Sejumlah simpatisan kelompok teroris ditengarai sembunyi di Kepri

Batam, Monasnews — Kepolisian Daerah Kepulauan Riau (Polda Kepri) mengakui profil kewilayahan kepulauan, telah dimanfaatkan jaringan kelompok teroris untuk bersembunyi di daerah tersebut. Pihaknya  menengarai sejumlah orang yang terindikasi sebagai simpatisan jaringan teroris, kini bersembuyi di Kepri.

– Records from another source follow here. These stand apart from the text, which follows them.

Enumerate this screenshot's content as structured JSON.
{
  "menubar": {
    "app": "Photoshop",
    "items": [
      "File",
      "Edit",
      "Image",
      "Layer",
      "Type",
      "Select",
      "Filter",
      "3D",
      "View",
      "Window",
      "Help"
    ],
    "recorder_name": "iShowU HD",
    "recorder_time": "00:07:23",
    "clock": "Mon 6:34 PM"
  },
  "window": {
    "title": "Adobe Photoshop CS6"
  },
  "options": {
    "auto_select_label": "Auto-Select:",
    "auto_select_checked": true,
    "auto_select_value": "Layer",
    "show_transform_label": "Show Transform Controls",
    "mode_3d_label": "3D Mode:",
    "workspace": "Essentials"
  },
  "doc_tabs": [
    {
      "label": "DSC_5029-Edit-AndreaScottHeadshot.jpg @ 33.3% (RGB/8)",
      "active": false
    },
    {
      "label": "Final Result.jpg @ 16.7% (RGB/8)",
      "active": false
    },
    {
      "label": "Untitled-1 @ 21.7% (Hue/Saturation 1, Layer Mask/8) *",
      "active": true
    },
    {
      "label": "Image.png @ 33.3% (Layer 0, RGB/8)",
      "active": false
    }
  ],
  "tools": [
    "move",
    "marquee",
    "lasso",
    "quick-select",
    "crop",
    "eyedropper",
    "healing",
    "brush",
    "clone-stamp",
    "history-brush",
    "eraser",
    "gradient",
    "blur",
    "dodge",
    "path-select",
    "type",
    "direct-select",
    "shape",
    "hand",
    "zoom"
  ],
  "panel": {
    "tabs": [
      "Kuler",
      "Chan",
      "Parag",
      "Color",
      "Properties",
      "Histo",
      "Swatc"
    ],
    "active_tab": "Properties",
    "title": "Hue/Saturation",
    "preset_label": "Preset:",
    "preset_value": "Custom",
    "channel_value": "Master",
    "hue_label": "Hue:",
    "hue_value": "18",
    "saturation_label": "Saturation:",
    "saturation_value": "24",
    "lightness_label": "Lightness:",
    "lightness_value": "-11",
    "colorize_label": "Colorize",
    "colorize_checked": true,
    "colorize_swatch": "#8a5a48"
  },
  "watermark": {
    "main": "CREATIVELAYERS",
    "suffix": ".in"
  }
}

Hal itu diungkapkan Kapolda Kepri Irjen Pol Drs Sam Budigusdian, saat memberikan materi ceramah dalam Dialog Umaro dan Ulama yang berlansung di Asrama Haji, Kota Batam,Jumat (3/11/2017). Kegiatan itu merupakan kerjasama antara Polda Kepri dengan Muslimat NU Kepri, Puskamnas Universitas Bhayangkara Jaya Jakarta, Rumah Kamnas dan Concern Stategic Think Thank.

Sam Budi menengarai para simpatisan jaringan teroris tersebut bersembunyi di Kota Batam, Kab. Karimun dan Tanjung Pinang.  Polisi mencium ada tujuh  orang yang terindikasi menjadi  simpatisan atau anggota jejaring radikalisme, di Karimun seorang dan di Tanjung Pinang juga ada seorang.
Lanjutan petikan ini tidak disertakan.